Should I just chalk it up to the anti-corporatism that is de-rigeur in cool social circles, or take it as a lack of faith in the regulatory bodies who are in place to keep these evil pill-pushers in line?

By my recent admission, I don't exactly have a clean record on grey-area medicinal practices, but I'm happy to sidestep my own inquisition with a shrug and a "my family made me go". Why aren't the adults who should be in the know focusing their health efforts on the proven stuff?

1 comment:

Jason said...

I think it comes down to an intuitive distrust of anything man made and and overriding belief in the power of the "natural". People tend to equate current ailments with a divergence from what is natural and good, and they see ancient medicines as tapping into this natural, timeless, holistic state of health.
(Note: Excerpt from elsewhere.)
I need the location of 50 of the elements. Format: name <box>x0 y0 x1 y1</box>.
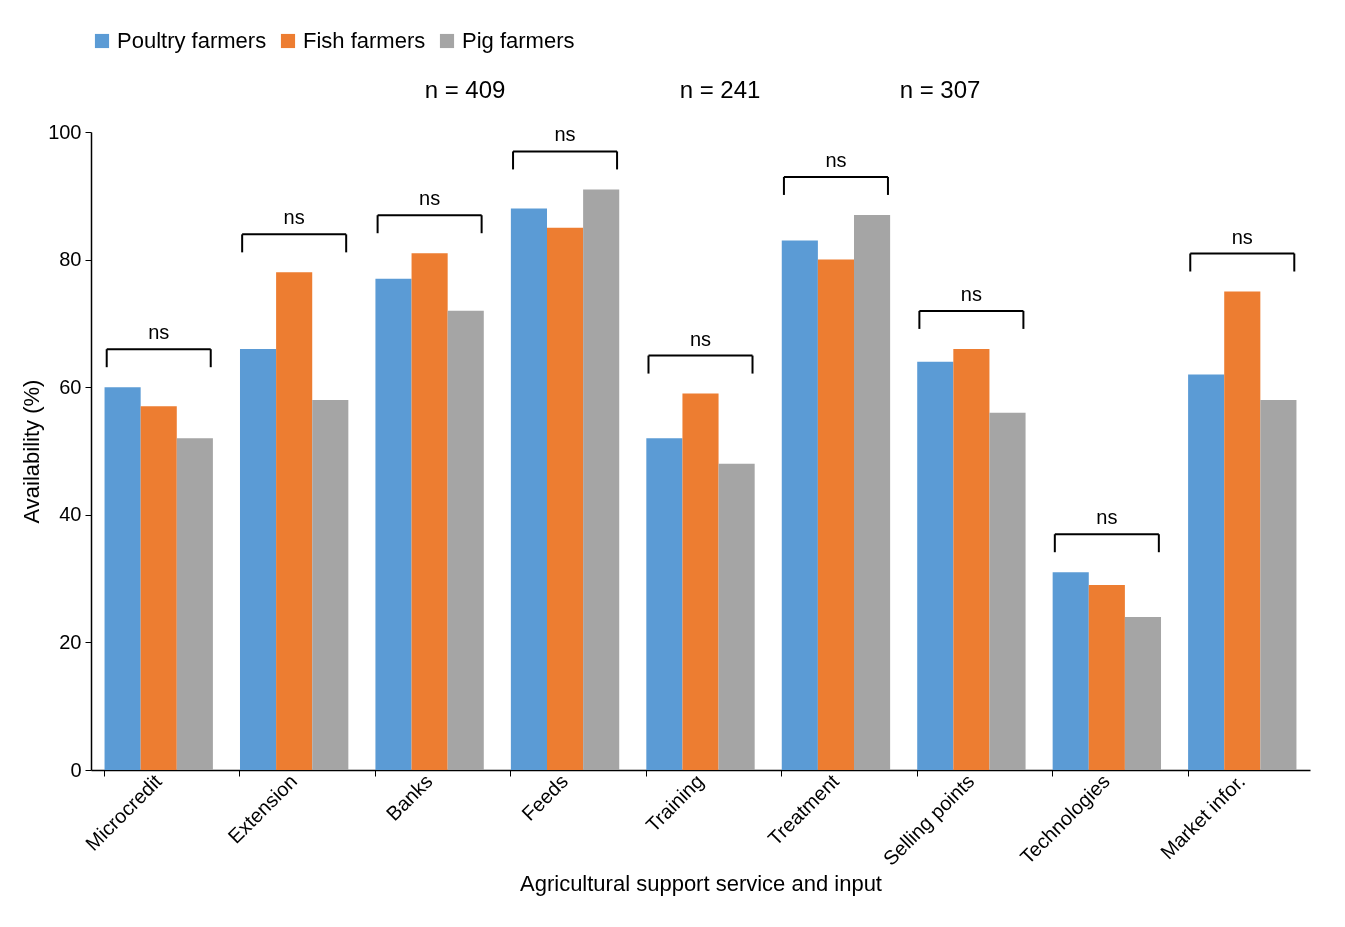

The subversive anti-corporatism "in cool social circles" is pretty spot on: The pharmaceutical and medical industry are run by greedy, power-hungry corporatists, feeding off massive profits by maintaining the status quo and treating ailments they have no desire to see cured. And all that shit. Few people are immune to momentarily buying into the quackery at some time in their lives.
Oh yeah, there's a book which you may be familiar with called Snake Oil (an "uncomplimentary view of complementary medicine"), written by John Diamond, who was dying of cancer as he wrote it (it was published posthumously). Charlatans were throwing themselves at him, offering homoeopathic and alternative cures. Most people, in desperation, would have turned to them (and died anyway). Diamond kept his dignity and refused.